Starting at a grassroots level

A recent hands-on introduction to land care was a valuable outdoor lesson for students from Saint Ignatius’ College Riverview.

 CARING FOR OUR COMMON HOME 

By Janark Gray, Communication Officer, Society of Jesus in Australia

The feast day of St Ignatius of Loyola is celebrated on 31st July. It’s a day when many Jesuit ministries and institutions around the globe reflect on the life of the founder of the Society of Jesus. However, a group of Year 11 students from Saint Ignatius’ College Riverview celebrated the feast day in a different way by taking on one of the Universal Apostolic Preferences: Caring for our Common Home.

Sue Martin, the Province Care for our Common Home officer, invited the boys to undertake some land care work at Peter Canisius House in Pymble, NSW. This involved largely weeding out the fishbone fern present in the gardens on a site where Jesuit and Ignatian Spirituality retreats are held during the year.

The day began with a Mass for the students before they got their green thumbs stuck into the plant life on site. “None of the boys had done any land care or bush care like this before,” said Sue. The Riverview boys learned a lot about the native plant life and what steps can be taken to maintain and care for their local environment. It’s the type of education that begins at a grass root level, where this knowledge is then spread among their peers throughout the next generation. Sue’s little grandson Marcus also came along to lend a helping hand and got involved in the day.
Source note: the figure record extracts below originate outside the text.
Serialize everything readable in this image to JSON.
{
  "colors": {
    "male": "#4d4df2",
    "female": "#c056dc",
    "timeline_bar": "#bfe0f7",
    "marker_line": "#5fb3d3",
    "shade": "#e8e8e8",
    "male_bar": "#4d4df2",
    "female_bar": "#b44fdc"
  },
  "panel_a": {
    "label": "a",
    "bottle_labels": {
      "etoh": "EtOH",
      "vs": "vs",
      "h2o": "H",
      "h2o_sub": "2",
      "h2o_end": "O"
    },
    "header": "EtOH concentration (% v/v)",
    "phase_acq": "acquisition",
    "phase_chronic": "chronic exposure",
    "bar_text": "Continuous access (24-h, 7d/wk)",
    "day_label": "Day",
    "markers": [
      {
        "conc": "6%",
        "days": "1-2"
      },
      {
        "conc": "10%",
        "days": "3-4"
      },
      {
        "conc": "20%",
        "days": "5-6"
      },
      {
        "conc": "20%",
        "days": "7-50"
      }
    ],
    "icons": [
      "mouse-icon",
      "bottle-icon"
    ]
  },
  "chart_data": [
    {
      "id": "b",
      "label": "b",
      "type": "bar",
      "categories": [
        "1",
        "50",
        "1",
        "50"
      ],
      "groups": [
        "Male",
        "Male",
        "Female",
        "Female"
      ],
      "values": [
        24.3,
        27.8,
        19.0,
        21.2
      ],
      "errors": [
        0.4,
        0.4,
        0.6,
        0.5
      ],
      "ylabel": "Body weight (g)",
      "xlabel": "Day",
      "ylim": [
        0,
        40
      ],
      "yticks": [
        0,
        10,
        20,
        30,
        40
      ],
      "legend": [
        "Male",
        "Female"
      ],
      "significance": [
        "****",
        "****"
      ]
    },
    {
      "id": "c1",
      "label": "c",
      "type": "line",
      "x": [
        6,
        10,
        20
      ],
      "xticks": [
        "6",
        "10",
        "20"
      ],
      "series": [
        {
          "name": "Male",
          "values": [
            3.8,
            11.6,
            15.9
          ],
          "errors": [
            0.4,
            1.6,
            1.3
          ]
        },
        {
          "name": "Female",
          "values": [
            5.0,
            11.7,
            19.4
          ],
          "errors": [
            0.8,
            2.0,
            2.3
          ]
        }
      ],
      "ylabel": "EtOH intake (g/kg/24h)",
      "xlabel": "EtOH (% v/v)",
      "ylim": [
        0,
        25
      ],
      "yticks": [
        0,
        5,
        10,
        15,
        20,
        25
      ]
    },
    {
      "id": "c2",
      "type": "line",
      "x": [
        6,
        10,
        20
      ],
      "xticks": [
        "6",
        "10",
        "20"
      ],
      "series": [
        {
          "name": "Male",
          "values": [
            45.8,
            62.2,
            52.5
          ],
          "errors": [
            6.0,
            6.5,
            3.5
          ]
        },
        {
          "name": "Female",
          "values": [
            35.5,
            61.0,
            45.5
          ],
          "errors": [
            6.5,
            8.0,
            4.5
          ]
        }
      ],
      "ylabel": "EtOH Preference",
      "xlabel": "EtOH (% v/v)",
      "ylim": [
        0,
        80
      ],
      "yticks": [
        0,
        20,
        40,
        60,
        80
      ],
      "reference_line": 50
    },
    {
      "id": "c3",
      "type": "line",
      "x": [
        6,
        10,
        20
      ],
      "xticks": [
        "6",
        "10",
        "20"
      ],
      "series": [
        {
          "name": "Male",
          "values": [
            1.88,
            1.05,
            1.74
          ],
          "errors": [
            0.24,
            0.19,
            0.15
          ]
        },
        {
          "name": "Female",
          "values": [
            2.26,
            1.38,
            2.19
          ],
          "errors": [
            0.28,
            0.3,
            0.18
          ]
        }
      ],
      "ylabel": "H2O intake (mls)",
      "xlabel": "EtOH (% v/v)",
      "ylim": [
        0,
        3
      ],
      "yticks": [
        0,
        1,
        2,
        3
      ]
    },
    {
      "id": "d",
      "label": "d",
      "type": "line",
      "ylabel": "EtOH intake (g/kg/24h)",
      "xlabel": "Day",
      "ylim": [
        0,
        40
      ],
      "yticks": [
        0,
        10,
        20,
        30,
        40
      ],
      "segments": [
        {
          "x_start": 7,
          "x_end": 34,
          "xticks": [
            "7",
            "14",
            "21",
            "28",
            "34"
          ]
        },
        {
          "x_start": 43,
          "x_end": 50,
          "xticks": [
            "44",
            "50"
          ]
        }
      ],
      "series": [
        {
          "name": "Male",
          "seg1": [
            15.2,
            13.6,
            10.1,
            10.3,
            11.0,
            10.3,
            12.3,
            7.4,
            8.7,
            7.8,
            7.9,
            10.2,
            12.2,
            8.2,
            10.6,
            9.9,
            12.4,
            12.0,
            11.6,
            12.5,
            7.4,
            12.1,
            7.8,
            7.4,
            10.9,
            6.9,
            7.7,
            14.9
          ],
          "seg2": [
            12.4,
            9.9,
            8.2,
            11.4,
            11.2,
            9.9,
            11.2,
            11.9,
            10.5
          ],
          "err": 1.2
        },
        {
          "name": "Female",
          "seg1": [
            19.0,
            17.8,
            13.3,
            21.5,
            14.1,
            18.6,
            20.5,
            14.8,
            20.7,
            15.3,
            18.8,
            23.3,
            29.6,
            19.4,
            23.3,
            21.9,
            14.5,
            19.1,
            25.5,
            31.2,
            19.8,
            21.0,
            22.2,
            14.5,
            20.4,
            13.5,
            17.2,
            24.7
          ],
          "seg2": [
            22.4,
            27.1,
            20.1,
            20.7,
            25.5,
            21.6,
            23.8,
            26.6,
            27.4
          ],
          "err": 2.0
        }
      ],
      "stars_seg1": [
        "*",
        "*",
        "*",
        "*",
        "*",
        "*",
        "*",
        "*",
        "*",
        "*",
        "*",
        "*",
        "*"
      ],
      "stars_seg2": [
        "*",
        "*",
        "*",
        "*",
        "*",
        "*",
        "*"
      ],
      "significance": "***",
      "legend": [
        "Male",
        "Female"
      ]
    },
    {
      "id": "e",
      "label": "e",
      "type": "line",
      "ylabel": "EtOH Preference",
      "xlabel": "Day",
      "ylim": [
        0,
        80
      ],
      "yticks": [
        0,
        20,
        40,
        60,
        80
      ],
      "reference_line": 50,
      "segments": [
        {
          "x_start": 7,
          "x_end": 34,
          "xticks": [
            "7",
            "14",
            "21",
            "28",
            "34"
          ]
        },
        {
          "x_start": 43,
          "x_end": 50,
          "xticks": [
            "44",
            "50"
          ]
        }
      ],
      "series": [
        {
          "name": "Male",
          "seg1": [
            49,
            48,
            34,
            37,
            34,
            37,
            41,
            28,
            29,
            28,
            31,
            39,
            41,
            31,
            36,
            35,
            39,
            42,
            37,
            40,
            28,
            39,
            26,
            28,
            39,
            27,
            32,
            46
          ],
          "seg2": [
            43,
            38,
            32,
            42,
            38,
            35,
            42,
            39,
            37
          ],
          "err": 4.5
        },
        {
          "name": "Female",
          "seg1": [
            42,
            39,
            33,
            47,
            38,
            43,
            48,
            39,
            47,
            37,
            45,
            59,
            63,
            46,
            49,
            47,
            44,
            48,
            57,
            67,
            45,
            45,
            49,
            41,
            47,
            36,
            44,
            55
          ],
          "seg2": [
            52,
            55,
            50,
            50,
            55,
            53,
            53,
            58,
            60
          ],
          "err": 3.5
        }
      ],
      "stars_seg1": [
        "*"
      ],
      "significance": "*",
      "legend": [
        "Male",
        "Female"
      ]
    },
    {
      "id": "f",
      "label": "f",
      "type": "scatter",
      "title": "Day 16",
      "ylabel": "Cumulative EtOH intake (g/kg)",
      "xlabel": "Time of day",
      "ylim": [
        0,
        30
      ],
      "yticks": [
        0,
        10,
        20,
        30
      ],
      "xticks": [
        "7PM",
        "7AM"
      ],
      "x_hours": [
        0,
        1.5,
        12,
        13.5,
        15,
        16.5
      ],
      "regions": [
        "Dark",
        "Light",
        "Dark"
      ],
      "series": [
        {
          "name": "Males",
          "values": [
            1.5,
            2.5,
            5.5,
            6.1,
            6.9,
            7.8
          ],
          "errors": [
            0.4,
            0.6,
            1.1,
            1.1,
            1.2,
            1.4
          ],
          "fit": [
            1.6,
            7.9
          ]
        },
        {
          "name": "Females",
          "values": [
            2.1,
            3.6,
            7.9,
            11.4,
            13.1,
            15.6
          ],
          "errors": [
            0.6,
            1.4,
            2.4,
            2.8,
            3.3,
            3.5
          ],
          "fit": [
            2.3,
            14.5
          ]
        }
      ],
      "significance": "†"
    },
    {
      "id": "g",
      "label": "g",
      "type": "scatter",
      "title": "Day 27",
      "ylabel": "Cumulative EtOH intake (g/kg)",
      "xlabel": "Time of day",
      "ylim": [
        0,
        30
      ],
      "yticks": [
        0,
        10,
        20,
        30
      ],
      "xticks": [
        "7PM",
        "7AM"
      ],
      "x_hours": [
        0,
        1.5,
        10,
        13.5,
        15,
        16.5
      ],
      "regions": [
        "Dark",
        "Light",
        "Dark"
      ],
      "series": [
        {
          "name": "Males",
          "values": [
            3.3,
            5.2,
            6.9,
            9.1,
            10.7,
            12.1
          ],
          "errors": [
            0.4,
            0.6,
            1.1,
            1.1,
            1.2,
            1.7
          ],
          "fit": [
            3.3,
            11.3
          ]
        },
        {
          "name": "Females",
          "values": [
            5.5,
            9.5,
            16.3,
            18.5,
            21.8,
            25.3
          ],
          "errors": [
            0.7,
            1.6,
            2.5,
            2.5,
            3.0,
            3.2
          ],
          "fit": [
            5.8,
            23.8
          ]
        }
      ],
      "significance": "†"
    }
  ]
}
“Landcare is a way of really getting to know country, and understanding the impacts that need to be managed,” said Sue. The students also attended to the labyrinth at Peter Canisius House that needed some attention and care. Sue encouraged them to get to know their local reserves and bushland and notice what weeds were present. It was a new experience for the boys that will leave a lasting impression. If they are to have their own gardens some day, this new-found knowledge will serve them well, especially if they become interested in horticulture.

The day was rounded off with a contemplative walk through the Dalrymple-Hay Nature Reserve where some of the boys were surprised to find wallabies roaming around. It was a day filled with Australian flora and fauna. Sue said the boys worked really hard and “enjoyed seeing the fruits of their labour.” They really enjoyed seeing that their day had made a difference. Sue hopes that this becomes an annual activity not just for Jesuit schools but for other schools as well. “The boys have had an experience of this firsthand and we’re hoping it becomes a regular activity at Peter Canisius House.”

Sue Martin (front row, far right) and Marcus (back row, second from left) with the Riverview students. Photo courtesy of Sue Martin.